Часам к десяти мы уже совсем отчаялись и пошли домой. Назавтра снова выйдем. На второй день надежд уже почти нет, но искать идти нужно.
Понурые мы шли домой. Я то малой был - мне просто было жалко Пестрянку и стыдно перед семьёй, а деду с отцом теперь придётся думать о том, что дальше делать.
И тут мы увидели тёмной пятно большое на земле. Шевелится. Сначала я подумал, медведь, но дед уже подошёл туда.
- Пестрянка, Пестрянка. Хайван. Нястя шляттеляр синенбеля? Таре кузляр!

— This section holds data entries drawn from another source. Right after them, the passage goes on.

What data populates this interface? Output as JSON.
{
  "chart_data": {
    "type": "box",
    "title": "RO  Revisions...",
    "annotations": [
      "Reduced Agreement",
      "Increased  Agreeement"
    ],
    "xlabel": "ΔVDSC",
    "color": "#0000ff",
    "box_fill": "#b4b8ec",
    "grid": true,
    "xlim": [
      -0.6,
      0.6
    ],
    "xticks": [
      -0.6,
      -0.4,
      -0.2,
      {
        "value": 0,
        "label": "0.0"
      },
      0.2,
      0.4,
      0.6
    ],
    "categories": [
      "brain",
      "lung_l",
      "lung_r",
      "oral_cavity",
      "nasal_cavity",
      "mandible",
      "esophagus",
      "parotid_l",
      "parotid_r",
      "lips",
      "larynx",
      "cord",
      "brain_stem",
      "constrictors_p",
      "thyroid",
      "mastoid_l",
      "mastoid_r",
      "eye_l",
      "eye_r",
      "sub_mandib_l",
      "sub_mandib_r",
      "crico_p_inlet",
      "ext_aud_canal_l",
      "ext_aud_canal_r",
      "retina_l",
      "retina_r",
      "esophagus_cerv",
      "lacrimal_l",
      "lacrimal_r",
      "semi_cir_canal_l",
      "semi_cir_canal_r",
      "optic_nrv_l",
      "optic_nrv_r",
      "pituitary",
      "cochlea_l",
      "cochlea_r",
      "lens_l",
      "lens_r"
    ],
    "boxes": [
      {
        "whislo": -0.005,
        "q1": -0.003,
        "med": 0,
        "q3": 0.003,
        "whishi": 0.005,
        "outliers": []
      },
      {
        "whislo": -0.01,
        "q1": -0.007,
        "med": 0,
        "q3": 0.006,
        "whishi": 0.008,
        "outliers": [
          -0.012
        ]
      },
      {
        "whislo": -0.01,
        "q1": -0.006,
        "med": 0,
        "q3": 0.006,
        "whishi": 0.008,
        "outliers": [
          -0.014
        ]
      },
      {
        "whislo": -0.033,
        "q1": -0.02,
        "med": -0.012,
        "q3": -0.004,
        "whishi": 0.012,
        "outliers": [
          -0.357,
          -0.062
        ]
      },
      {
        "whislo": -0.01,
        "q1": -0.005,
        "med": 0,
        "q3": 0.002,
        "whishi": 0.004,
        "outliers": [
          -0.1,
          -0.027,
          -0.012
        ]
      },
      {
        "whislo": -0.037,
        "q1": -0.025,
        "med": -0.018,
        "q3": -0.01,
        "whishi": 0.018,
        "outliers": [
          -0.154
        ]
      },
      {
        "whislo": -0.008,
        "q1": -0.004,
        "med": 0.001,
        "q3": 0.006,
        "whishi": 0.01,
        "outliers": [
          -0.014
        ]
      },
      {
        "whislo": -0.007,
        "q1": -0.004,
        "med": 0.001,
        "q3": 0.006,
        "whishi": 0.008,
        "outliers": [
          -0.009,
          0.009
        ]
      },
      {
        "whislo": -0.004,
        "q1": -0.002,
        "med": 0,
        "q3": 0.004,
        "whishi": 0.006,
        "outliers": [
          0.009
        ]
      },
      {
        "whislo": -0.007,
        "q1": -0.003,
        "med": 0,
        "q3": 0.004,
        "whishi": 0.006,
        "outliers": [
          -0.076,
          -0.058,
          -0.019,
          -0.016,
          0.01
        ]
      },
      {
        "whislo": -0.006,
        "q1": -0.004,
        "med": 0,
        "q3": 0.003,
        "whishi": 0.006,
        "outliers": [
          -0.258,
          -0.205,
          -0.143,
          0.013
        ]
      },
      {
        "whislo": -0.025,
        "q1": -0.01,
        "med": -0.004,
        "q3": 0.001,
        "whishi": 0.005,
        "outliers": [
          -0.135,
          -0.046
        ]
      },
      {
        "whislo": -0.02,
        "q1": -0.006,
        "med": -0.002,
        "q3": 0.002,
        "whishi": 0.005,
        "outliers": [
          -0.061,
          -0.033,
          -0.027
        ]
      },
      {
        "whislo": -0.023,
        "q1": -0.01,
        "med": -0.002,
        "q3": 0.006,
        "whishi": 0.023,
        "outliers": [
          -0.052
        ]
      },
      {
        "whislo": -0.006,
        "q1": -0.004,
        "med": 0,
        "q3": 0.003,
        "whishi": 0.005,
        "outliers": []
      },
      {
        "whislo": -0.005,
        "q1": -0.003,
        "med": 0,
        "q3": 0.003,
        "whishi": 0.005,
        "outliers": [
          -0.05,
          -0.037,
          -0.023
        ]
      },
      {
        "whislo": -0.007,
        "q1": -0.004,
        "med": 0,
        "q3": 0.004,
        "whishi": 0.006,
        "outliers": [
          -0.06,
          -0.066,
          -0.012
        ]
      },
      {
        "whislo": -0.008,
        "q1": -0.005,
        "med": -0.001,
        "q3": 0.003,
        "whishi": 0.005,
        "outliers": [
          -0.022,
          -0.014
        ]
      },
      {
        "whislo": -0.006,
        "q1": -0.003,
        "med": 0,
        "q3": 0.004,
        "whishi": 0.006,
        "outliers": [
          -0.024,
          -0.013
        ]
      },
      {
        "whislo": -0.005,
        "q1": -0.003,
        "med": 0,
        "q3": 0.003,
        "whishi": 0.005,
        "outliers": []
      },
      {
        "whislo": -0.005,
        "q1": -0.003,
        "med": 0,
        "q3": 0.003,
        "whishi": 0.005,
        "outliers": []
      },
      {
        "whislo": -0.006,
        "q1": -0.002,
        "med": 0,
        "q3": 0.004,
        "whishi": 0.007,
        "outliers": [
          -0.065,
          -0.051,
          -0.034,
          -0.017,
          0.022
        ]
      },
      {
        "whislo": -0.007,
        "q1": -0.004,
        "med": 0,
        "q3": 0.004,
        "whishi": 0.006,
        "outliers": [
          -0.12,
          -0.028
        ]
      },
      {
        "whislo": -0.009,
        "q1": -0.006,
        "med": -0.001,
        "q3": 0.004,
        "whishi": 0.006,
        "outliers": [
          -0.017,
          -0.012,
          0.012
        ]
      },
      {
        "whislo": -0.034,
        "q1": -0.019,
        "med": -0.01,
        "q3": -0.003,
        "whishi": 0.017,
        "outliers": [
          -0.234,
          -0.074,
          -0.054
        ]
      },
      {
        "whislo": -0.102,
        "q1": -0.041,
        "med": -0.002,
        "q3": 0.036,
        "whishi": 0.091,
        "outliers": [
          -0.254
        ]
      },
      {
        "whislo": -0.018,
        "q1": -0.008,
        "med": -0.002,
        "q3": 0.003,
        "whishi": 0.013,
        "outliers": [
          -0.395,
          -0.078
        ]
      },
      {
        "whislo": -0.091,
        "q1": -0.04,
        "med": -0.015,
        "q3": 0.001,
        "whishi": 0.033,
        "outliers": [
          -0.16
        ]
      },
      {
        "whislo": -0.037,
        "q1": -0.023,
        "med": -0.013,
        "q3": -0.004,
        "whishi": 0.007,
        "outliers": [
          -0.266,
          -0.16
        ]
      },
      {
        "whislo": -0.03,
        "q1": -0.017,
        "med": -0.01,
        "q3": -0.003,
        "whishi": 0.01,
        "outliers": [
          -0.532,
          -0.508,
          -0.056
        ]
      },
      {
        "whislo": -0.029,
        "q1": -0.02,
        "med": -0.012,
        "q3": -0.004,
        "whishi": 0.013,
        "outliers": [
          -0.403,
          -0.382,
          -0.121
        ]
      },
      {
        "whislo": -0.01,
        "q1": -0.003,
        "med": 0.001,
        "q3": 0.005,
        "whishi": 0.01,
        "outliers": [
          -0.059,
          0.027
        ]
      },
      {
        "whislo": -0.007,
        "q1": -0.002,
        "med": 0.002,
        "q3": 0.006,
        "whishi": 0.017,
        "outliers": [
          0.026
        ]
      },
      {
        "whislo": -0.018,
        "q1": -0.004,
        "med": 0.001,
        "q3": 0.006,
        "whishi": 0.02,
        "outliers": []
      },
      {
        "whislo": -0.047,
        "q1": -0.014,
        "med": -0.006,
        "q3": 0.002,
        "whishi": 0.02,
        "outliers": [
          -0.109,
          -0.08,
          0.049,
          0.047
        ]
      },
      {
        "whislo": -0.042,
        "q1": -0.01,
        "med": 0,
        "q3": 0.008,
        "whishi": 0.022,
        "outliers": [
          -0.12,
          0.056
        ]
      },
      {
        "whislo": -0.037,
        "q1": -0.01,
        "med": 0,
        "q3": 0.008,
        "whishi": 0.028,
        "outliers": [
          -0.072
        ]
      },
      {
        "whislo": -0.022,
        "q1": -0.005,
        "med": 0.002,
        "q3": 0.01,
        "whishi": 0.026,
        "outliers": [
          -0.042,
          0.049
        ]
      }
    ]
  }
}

Я сначала не понял, на кого и за что дед ругается. А потом увидел, что это Пестрянка лежит и нет у неё ноги задней. Вокруг всё в крови, а корова ещё живая. Ещё тяжело дышит. Пока я стоял ошарашенный и не мог ничего сделать, дед достал нож и перерезал горло Пестрянке. Я много раз уже видел, как режут коров. Но до этого это всегда было по зиме, в снегу, и мы резали на мясо, а тут в лесу, ночью с отрезанной ногой. Я шевельнуться не мог и только смотрел на ровный срез и как кровь хлещет из горла. Корова дрыгалась в предсмертных судорогах. Дед сидел за её спиной и держался за голову.

Через несколько дней в деревне убили одну девушку, а потом нашли двух бежавших зеков, они в той самой избушке в лесу таились. Их нашли деревенские мужики и подняли на вилы.

Основано на личном опыте, рассказах деда, моего брата и соседей.